Quand on aime, à chaque nouvel objet qui frappe les yeux ou la mémoire, serré dans une tribune et attentif à écouter une discussion des chambres ou en allant au galop relever une grand’garde sous le feu de l’ennemi, toujours l’on ajoute une nouvelle perfection à l’idée qu’on a de sa maîtresse, ou l’on découvre un nouveau moyen, qui d’abord semble excellent, de s’en faire aimer davantage.

Chaque pas de l’imagination est payé par un moment de délices. Il n’est pas étonnant qu’une telle manière d’être soit attachante.

À l’instant où nait la jalousie, la même habitude de l’âme reste, mais pour produire un effet contraire.

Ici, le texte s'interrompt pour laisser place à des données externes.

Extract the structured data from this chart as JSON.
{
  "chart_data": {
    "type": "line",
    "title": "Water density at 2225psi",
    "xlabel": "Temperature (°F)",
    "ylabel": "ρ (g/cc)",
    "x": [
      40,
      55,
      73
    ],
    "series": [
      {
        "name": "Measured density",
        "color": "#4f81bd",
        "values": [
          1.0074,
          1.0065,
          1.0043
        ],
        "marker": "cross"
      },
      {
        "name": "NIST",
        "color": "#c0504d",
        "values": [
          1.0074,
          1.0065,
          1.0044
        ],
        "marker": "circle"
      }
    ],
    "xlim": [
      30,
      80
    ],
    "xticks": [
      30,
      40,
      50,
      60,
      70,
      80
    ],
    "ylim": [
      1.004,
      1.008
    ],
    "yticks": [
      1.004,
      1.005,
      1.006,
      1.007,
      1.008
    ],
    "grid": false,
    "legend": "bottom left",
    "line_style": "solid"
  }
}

Chaque perfection que vous ajoutez à la couronne de l’objet que vous aimez, et qui peut-être en aime un autre, loin de vous procurer une jouissance céleste, vous retourne un poignard dans le cœur. Une voix vous crie : Ce plaisir si charmant, c’est ton rival qui en jouira[1].

Et les objets qui vous frappent, sans produire ce premier effet, au lieu de vous montrer comme autrefois un nouveau

  1. Voilà une folie de l’amour ; cette perfection que vous voyez n’en est pas une pour lui.